Dog Days Chase Bulls in August
Tom Lee, the co-founder of Fundstrat Global Advisors, has been one of the more reliable and reassuring voices of optimism during the current bull market, rarely if ever finding a proverbial wall of worry that was too high to be climbed.
So naturally it caught our attention to hear that the strategist was nervous about what may happen in the stock market during August, a month that has tested the resolve of bulls almost like clockwork over the past few years. Don't worry, Lee fans, he hasn't turned into a bear yet: He's still expecting an 8 percent to 10 percent rise in the S&P 500 in the second half of the year.
However, no one who is long the market should expect to get through next month without having to reach for the Tums.
Really, anyone who has been paying attention for the last few years will have most likely already stockpiled plenty of Tums in anticipation of the volatility we've come to expect. As quant guru Andrew Lo put it last year (using the technical jargon): "August sucks."
Of course, once a trend is established long enough in the stock market to make investors start expecting it, that's approximately the time when they should begin to not expect it anymore. And the two ugliest Augusts shown above were the result of easily indentifiable catalysts --China's surprise currency devaluation last year, and the downgrade of the U.S. credit rating in 2011 -- rather than solely the effect of thin trading during a popular month for vacations, or some sort of other hard-to-identify seasonal voodoo.
Still, don't empty that Tums stockpile just yet. Besides the general bad track record for August, Lee adds two other observations that may make the coming month a source of heartburn once again. First, he looked at the VXTLT -- an index of bond-market volatility -- and noticed it was one standard deviation higher than the VIX measure of stock-market volatility. Above-average bond volatility is a warning that there's a greater risk of a correction in that market, Lee pointed out. Stocks fell 68 percent of the time in the next month and averaged a decline of 1.3 percent when the bond market's volatility has been this much higher than the stock market's, according to Lee.

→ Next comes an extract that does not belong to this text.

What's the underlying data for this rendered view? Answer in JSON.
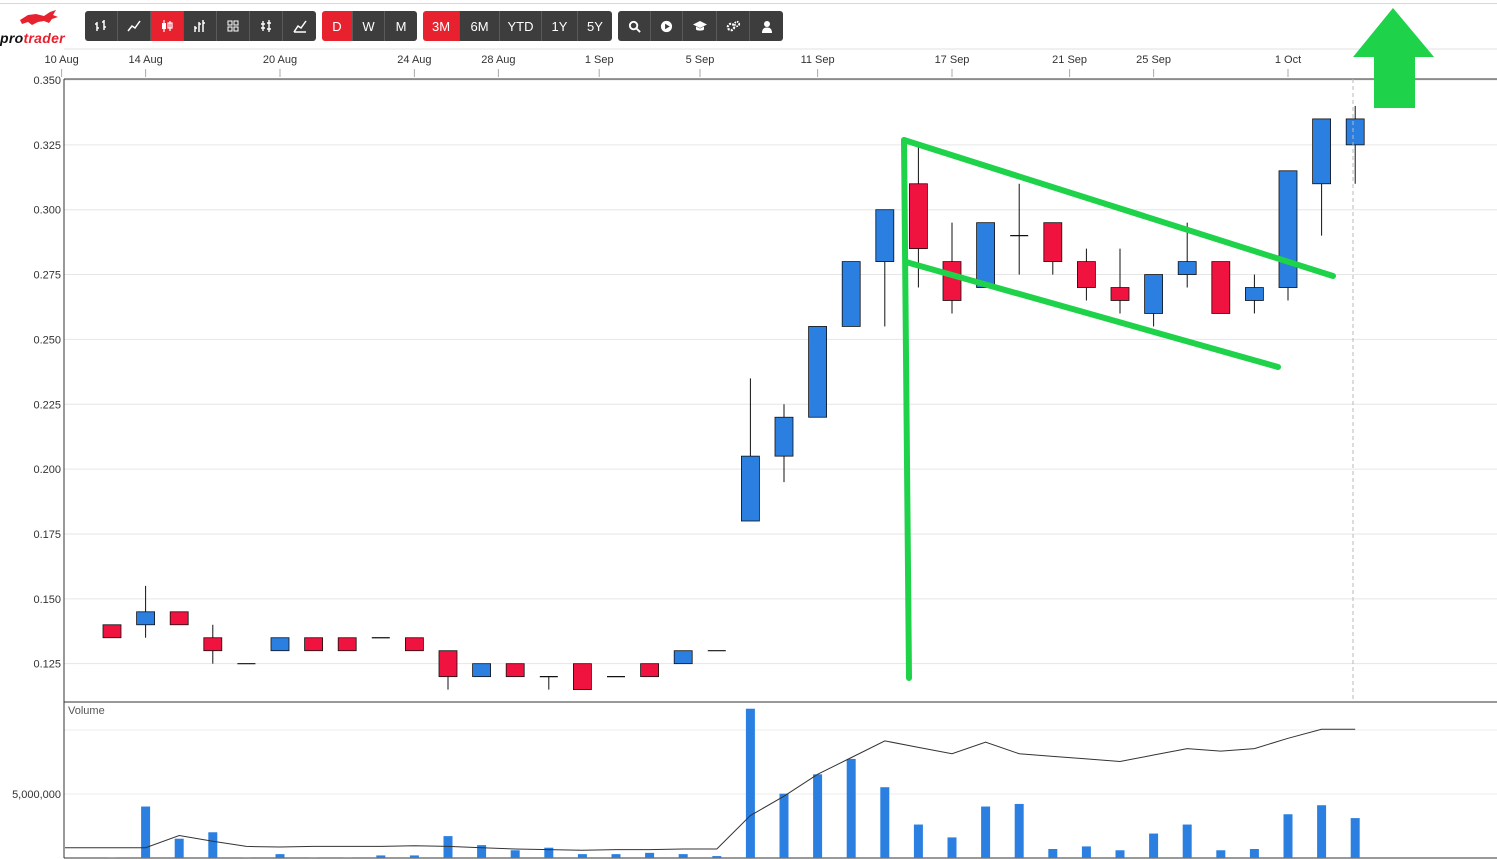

The other thing he examined was how the market performed the previous 13 times when the S&P 500 broke out to a record after a year or so of range-bound trading. While such a breakout is usually a bullish sign of more gains to come in the next year -- May 2007 was the only "head fake" of the 13 instances -- Lee notes that the following month was, on average, a flat one. So the fact that the S&P 500 has continued to set records suggests some proverbial "profit taking" may be ahead.
Or maybe, you know, it's just simply that August sucks.